Johnson assumed the top position at the firm in February, succeeding her brother Greg Johnson. This year, the company more than doubled its assets under management through Franklin Templeton’s acquisition of affiliate-based manager Legg Mason.

FUTURE OF THE 401(K)

Retirement savers and plan sponsors increasingly want customized services, Johnson said.

The next frontier in the defined-contribution world is retirement income, which can be addressed through managed accounts that include an annuity component, she said. A benefit of managed accounts is that they can also provide participants with exposure to private equity, without giving workers unrestricted access to an asset class that must be used judiciously in portfolios, Johnson noted.

Despite the Department of Labor’s recent final rule that could restrict the use of environmental, social and governance criteria in 401(k) investments, that area represents a growth opportunity, she said.

“We actually can get younger people engaged in investing,” as they are interested in having their investments contribute to a greater social good or have minimal environmental impact, Johnson said.

“There is an opportunity with customization to drive purpose in investing,” she said. “Things like blockchain are going to be important in that component.”

Active managers will increasingly need to use data, including through artificial intelligence, to consider how social sentiment, governance, employee welfare and carbon footprint affect value and potential returns, Johnson said.
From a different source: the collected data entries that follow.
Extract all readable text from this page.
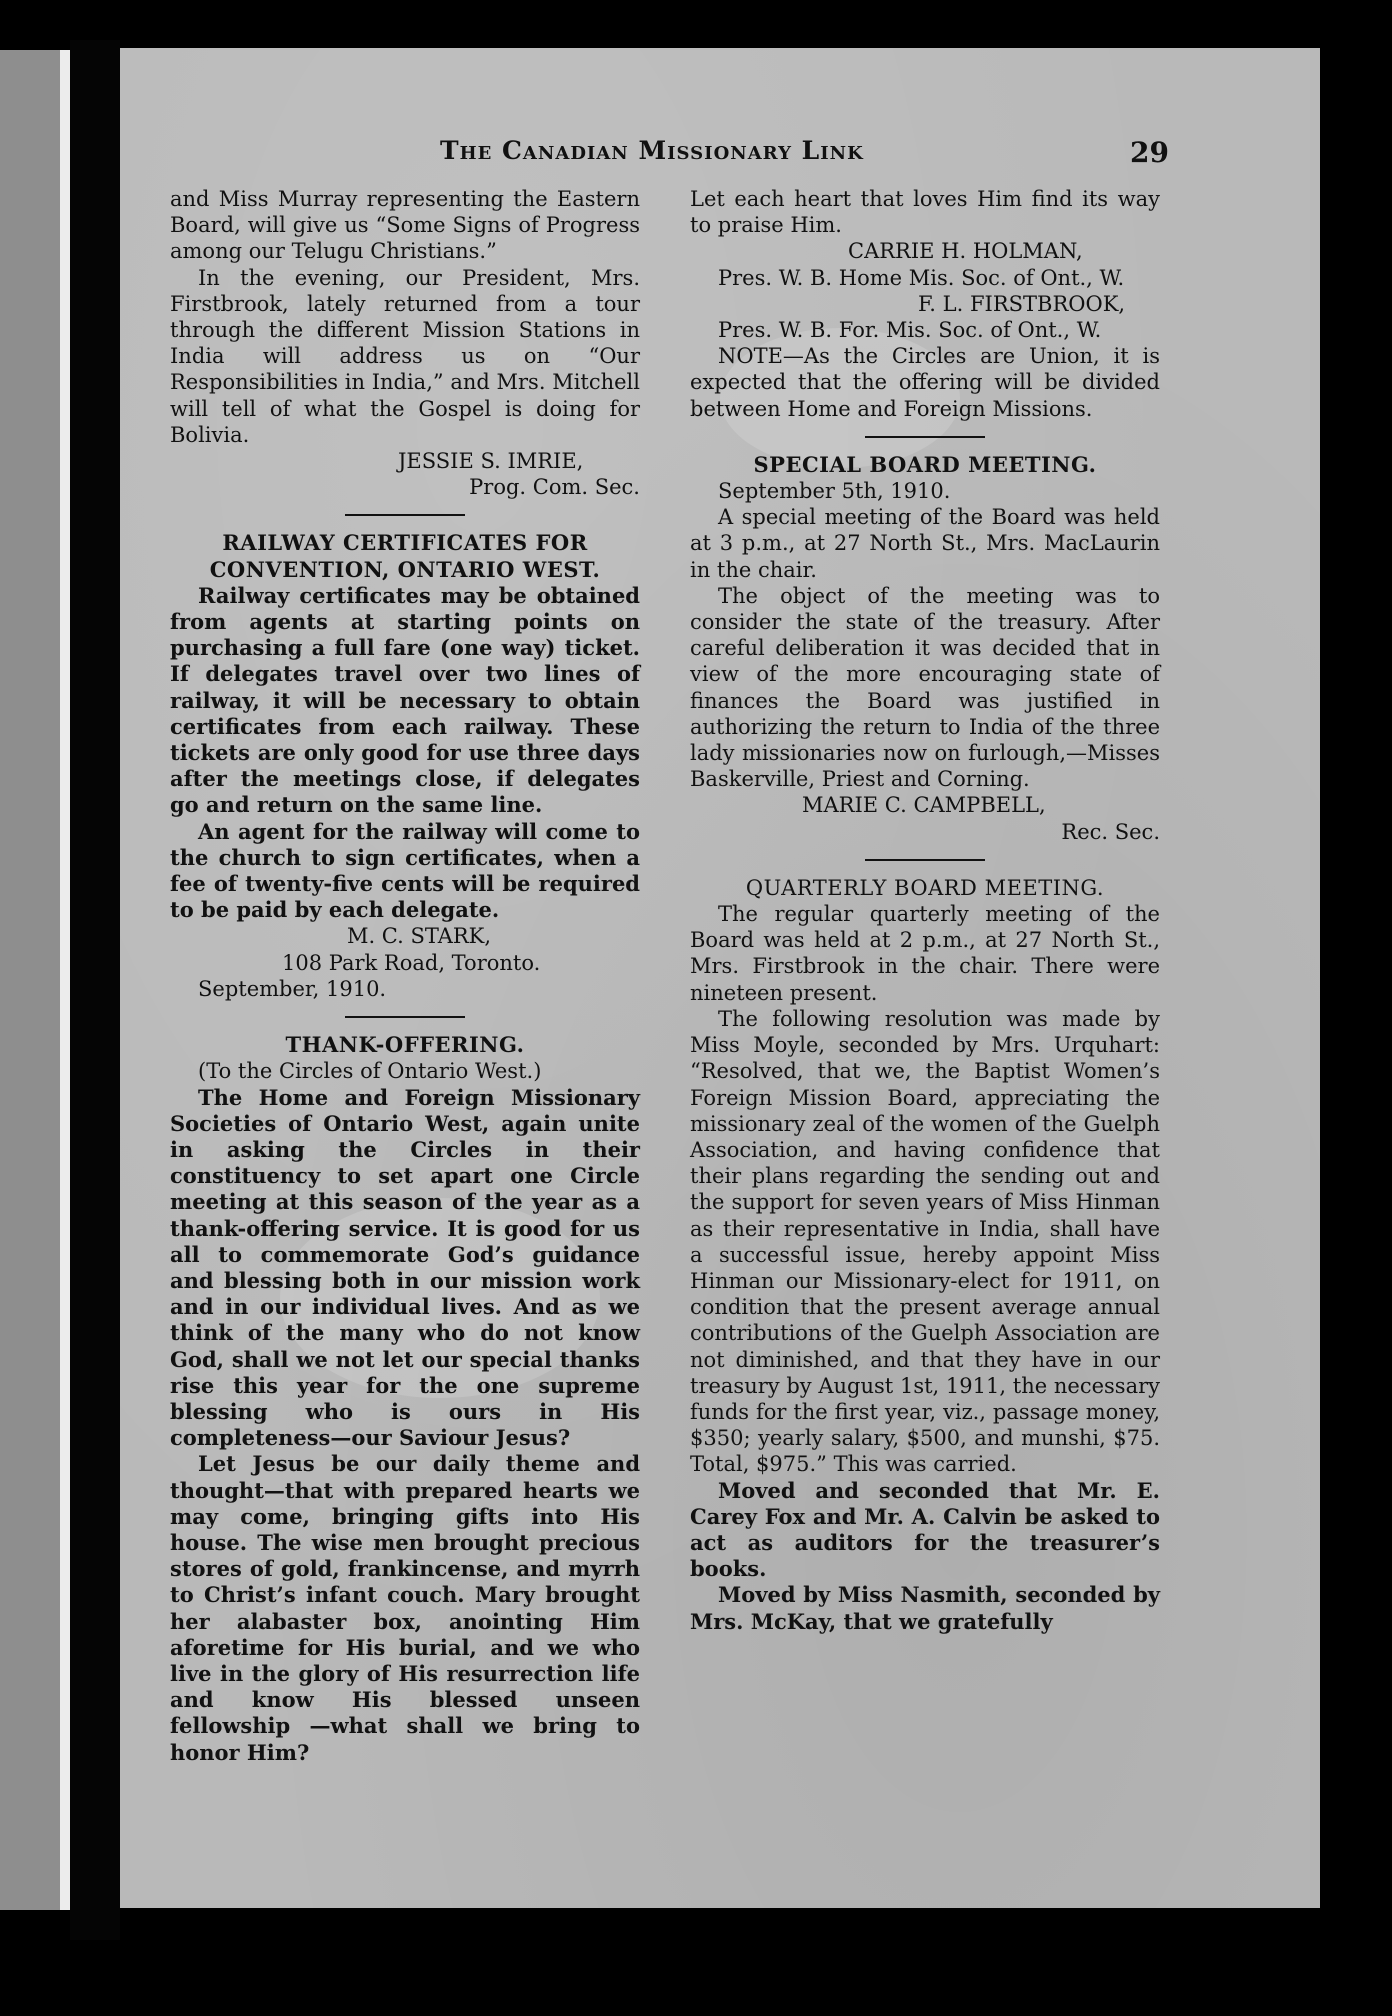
The Canadian Missionary Link	29

and Miss Murray representing the Eastern Board, will give us “Some Signs of Progress among our Telugu Christians.”

In the evening, our President, Mrs. Firstbrook, lately returned from a tour through the different Mission Stations in India will address us on “Our Responsibilities in India,” and Mrs. Mitchell will tell of what the Gospel is doing for Bolivia.

JESSIE S. IMRIE,

Prog. Com. Sec.

RAILWAY CERTIFICATES FOR CONVENTION, ONTARIO WEST.

Railway certificates may be obtained from agents at starting points on purchasing a full fare (one way) ticket. If delegates travel over two lines of railway, it will be necessary to obtain certificates from each railway. These tickets are only good for use three days after the meetings close, if delegates go and return on the same line.

An agent for the railway will come to the church to sign certificates, when a fee of twenty-five cents will be required to be paid by each delegate.

M. C. STARK,

108 Park Road, Toronto.

September, 1910.

THANK-OFFERING.

(To the Circles of Ontario West.)

The Home and Foreign Missionary Societies of Ontario West, again unite in asking the Circles in their constituency to set apart one Circle meeting at this season of the year as a thank-offering service. It is good for us all to commemorate God’s guidance and blessing both in our mission work and in our individual lives. And as we think of the many who do not know God, shall we not let our special thanks rise this year for the one supreme blessing who is ours in His completeness—our Saviour Jesus?

Let Jesus be our daily theme and thought—that with prepared hearts we may come, bringing gifts into His house. The wise men brought precious stores of gold, frankincense, and myrrh to Christ’s infant couch. Mary brought her alabaster box, anointing Him aforetime for His burial, and we who live in the glory of His resurrection life and know His blessed unseen fellowship —what shall we bring to honor Him?

Let each heart that loves Him find its way to praise Him.

CARRIE H. HOLMAN,

Pres. W. B. Home Mis. Soc. of Ont., W.

F. L. FIRSTBROOK,

Pres. W. B. For. Mis. Soc. of Ont., W.

NOTE—As the Circles are Union, it is expected that the offering will be divided between Home and Foreign Missions.

SPECIAL BOARD MEETING.

September 5th, 1910.

A special meeting of the Board was held at 3 p.m., at 27 North St., Mrs. MacLaurin in the chair.

The object of the meeting was to consider the state of the treasury. After careful deliberation it was decided that in view of the more encouraging state of finances the Board was justified in authorizing the return to India of the three lady missionaries now on furlough,—Misses Baskerville, Priest and Corning.

MARIE C. CAMPBELL,

Rec. Sec.

QUARTERLY BOARD MEETING.

The regular quarterly meeting of the Board was held at 2 p.m., at 27 North St., Mrs. Firstbrook in the chair. There were nineteen present.

The following resolution was made by Miss Moyle, seconded by Mrs. Urquhart: “Resolved, that we, the Baptist Women’s Foreign Mission Board, appreciating the missionary zeal of the women of the Guelph Association, and having confidence that their plans regarding the sending out and the support for seven years of Miss Hinman as their representative in India, shall have a successful issue, hereby appoint Miss Hinman our Missionary-elect for 1911, on condition that the present average annual contributions of the Guelph Association are not diminished, and that they have in our treasury by August 1st, 1911, the necessary funds for the first year, viz., passage money, $350; yearly salary, $500, and munshi, $75. Total, $975.” This was carried.

Moved and seconded that Mr. E. Carey Fox and Mr. A. Calvin be asked to act as auditors for the treasurer’s books.

Moved by Miss Nasmith, seconded by Mrs. McKay, that we gratefully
“If you’re an active manager, you are going to have to leverage data insights from nontraditional sources,” she said. “All those things are massively stored in data, and analysts are going to have to build models around that.”

BUYING GROCERIES

Franklin has a lot of interest in blockchain. Last year, the company filed an initial prospectus for a blockchain-based government money-market fund that would let clients buy and redeem shares through an app. Eventually, clients could use such products like debit cards for everyday purchases, such as groceries.

“Blockchain is huge for our industry. And what we’re doing on the money market is the tip of the iceberg,” Johnson said. “It was natural for us to say, ‘Let’s take a money market and make it a stable coin.’”

That differs from other digital currency, like Bitcoin, because of a “stable coin” being regulated, she said.

Franklin is currently working with a Singapore-based virtual gaming company, Razer, which has waded into the wealth management and banking space, she noted.

That overlap of wealth management, gamification and virtual reality, has a lot of potential to get younger people interested in saving, even for retirement, Johnson said

“You have to think about it almost as a new distribution channel,” she said. “If you can get that younger generation engaged in saving earlier in a nonthreatening environment … then we are all better off, because of that compounding interest.”

Hypothetically, a person who saves $5,000 per year between the ages of 25 and 35 and then stops saving will end up with more money at retirement than someone who begins saving that much at 35 and continues until they are 65, she said.

“We need people to start saving earlier,” Johnson said. “Most people didn’t grow up loving stock markets, thinking about investing.”